Moacyr não bebia; um espanto. Nada, de nada. Por não gostar conseguia escrever, limpo, clean, como se diz nos filmes americanos. Não que nós todos somos borrachos, longe disso! Moacyr escreveu, porque tinha o que escrever, sempre foi cheio de histórias, trouxe para a sua literatura os temas e o humor judaicos, recolhia o País em torno dele, em alguns momentos aproximou-se de Jorge Luis Borges. Foi cronista de jornal, da revista Seleções, redigia ensaios, escrevia livros, viajava. Há quem diga que ele não dormia. Judith, sua mulher de toda uma vida, ri, nega, conta que ele escrevia o tempo inteiro, até no avião. Homem disciplinado, controlava o tempo. Foi o que Judith revelou a Guiomar de Grammont, organizadora do Fórum das Letras de Ouro Preto, que escreveu neste jornal, domingo passado, belíssima crônica, dizendo o que todos gostaríamos de ter dito. Emocionante memorabilia. Ali está o jeito simples de Scliar, sua não afetação, o homem tranquilo, preocupado com os outros, sua maneira gaúcha de falar, o tu sempre presente, seus encontros com leitores, estudantes e iniciantes.

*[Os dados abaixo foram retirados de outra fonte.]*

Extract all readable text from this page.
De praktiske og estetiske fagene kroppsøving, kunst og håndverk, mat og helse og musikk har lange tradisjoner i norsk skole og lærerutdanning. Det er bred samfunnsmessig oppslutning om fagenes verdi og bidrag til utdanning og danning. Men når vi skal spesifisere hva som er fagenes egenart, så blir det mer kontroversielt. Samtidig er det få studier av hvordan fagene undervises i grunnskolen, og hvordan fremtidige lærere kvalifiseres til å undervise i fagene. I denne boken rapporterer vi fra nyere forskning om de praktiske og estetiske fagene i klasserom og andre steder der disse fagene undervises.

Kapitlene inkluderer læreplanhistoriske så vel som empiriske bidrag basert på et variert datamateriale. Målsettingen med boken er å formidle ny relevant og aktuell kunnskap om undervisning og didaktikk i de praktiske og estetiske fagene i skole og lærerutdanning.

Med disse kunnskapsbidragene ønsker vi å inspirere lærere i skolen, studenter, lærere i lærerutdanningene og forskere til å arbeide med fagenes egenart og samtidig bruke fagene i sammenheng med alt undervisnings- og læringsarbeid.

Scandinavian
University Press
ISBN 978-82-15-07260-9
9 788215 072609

O homem que nunca contava sobre o que estava escrevendo. A não ser talvez para os íntimos. Não me lembro de ter lido notícias sobre no que estava trabalhando. Quando a notícia chegava, ele já tinha terminado. Era dos poucos escritores brasileiros que lia livros de outros companheiros, sabia o que estava se passando, citava nomes em entrevistas (coisa rara). Participei dos entrevistadores do Roda Viva da TV Cultura, ano passado, quando ele estava no centro da conversa. Depois nos encontramos no Palácio do Governo, quando recebemos a Comenda da Ordem do Ipiranga. Não podia saber que estávamos nos despedindo. No coquetel, quando levantei a taça de Prosecco e ele ergueu o copo de suco, brindamos pela última vez na vida.
Quando fui a Porto Alegre no dia 20 de janeiro, ele já estava na UTI e tinha sofrido uma cirurgia seguida de um AVC. Estava sedado, assim permaneceu. Num sábado, final do dia, falei com Judith e ela se abriu, dolorida: "Moacyr deve partir entre agora e amanhã". Na madrugada, Scliar se foi. Fará falta!